The decompression will abort, if this limit is reached and return nil. As nearly no developer sets this limit, we can enforce it by default by overriding the function:

local maxDecompressedSize = 100000000 // 100 MB
local oldDecompress = util.Decompress

function util.Decompress(compressed, limit, ...)
    // Limit is already set
    if limit and limit > 0 then
        return oldDecompress(compressed, limit, ...)
    end

    // Call the actual decompress function
    local decompressed = oldDecompress(compressed, maxDecompressedSize, ...)
    if decompressed == nil then
        ErrorNoHalt("util.Decompress blocked by Nova Defender to prevent server crash.\n")
    end

    return decomposed
end

This also has the advantage, that the decompressed data will not be allocated in our Lua environment.

Compression Ratio

By a simple division we can calculate the compression ratio after the decompression was performed. If the decompression was aborted, we can calculate with the maxDecompressedSize giving us a lower bound.

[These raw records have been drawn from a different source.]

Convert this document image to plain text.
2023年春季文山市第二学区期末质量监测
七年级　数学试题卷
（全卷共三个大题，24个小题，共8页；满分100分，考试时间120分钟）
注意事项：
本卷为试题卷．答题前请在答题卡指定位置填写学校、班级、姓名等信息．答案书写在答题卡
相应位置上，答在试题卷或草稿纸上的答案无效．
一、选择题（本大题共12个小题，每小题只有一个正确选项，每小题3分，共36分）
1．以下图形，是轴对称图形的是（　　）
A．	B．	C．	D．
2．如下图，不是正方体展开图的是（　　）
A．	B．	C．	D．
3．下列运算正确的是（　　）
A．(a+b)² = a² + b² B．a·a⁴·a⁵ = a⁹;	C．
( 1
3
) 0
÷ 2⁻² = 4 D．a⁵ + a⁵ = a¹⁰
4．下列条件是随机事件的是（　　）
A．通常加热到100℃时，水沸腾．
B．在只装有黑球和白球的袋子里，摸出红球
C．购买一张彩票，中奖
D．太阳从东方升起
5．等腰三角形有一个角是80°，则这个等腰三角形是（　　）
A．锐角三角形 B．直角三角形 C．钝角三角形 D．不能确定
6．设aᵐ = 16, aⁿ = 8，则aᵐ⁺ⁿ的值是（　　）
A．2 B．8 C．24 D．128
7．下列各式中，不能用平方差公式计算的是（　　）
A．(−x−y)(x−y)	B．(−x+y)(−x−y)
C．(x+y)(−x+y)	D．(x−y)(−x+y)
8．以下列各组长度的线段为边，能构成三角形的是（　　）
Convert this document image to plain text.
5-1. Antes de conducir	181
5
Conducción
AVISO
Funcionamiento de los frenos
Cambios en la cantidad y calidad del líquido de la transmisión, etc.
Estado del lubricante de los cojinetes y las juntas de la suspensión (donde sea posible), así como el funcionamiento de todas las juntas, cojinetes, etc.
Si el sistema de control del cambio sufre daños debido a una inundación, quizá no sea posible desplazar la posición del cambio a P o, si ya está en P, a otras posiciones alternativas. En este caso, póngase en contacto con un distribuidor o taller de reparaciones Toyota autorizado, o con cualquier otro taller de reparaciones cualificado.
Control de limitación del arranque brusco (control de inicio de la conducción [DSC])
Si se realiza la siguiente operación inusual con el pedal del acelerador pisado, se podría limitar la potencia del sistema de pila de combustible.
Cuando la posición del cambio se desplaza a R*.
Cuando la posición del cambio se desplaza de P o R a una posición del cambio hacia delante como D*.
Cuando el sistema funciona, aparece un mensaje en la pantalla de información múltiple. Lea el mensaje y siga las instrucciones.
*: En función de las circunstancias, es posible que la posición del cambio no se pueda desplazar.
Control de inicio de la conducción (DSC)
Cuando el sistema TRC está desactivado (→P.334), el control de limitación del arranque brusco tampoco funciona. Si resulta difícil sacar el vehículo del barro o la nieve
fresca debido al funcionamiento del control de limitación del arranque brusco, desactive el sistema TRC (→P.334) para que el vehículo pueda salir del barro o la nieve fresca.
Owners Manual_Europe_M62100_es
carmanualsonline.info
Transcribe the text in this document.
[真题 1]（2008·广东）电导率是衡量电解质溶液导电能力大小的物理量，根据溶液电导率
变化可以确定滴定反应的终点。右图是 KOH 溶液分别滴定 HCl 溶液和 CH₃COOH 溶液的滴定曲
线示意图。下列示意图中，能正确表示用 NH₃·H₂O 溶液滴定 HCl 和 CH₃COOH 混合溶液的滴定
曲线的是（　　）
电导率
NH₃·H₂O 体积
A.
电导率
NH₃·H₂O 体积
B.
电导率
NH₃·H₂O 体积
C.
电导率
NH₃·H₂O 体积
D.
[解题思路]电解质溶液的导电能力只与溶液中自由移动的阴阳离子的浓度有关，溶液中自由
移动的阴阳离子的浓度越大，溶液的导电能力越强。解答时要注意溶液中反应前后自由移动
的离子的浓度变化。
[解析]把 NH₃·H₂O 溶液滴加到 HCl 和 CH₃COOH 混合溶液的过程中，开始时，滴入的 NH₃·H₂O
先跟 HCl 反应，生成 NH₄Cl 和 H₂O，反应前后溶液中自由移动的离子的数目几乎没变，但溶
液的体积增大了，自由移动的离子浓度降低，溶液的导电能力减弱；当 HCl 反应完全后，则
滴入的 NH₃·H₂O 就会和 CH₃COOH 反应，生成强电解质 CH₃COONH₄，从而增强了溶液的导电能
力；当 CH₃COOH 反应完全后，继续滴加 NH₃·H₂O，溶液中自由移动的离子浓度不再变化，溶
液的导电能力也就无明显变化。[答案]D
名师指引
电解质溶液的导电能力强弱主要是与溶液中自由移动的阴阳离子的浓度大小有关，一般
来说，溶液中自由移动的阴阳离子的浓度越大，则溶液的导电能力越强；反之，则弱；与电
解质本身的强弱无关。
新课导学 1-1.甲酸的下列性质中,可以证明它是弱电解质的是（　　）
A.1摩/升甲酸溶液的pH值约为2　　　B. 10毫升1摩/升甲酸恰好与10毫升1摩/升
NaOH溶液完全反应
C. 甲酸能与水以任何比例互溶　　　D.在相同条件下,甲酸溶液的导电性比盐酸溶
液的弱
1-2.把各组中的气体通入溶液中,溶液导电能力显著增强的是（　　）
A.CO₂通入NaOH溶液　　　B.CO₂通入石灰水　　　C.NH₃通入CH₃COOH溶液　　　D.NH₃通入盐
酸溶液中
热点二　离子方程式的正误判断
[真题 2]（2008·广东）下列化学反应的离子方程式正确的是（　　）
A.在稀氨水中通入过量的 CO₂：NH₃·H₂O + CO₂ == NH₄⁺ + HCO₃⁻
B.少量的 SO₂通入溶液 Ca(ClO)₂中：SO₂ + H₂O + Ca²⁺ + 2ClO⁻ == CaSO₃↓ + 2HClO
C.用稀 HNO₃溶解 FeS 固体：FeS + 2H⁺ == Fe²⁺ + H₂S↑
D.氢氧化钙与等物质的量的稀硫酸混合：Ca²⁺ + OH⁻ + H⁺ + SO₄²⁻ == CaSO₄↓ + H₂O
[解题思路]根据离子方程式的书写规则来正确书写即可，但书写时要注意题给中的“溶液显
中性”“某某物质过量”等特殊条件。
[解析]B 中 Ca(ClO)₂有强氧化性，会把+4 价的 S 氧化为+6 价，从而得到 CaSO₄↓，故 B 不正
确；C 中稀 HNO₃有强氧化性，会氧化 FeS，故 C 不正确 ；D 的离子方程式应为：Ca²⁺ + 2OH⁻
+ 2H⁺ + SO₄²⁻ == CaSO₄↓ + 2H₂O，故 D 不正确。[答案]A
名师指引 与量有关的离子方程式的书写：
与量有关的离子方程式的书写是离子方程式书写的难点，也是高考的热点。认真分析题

local maxDecompressedSize = 100000000 // 100 MB
local minDecompressedSize = 10000000 // 10 MB
local oldDecompress = util.Decompress

function util.Decompress(compressed, limit, ...)
    local compressedSize = #compressed

    // Limit is already set
    if limit and limit > 0 then
        return oldDecompress(compressed, limit, ...)
    end

    // Call the actual decompress function
    local decompressed = oldDecompress(compressed, maxDecompressedSize, ...)
    if decompressed == nil then
        ErrorNoHalt("util.Decompress blocked by Nova Defender to prevent server crash.\n")
    end
    
    local decompressedSize = decompressed and #decompressed or maxDecompressedSize
    local ratio = math.Round(decompressedSize / compressedSize, 2)
    
    // Check for compression ratio
    if decompressedSize > minDecompressedSize and ratio > maxCompressionRatio then
        // Do something againt the client
    end

    return decomposed
end

Edge Cases

We have to consider multiple edge cases:

  1. We have to ensure that util.Decompress was called from inside a net.Receive
  2. The supplied compressed data must also originate from the client. We can achieve this by checking, if the payload size form the net.Receive is larger or equal to compressed.
  3. Implement a whitelisting system as some addons are poorly written and we can’t guarantee compatibility with all of them.

Using both techniques in combination we can create a powerful detection for must cases.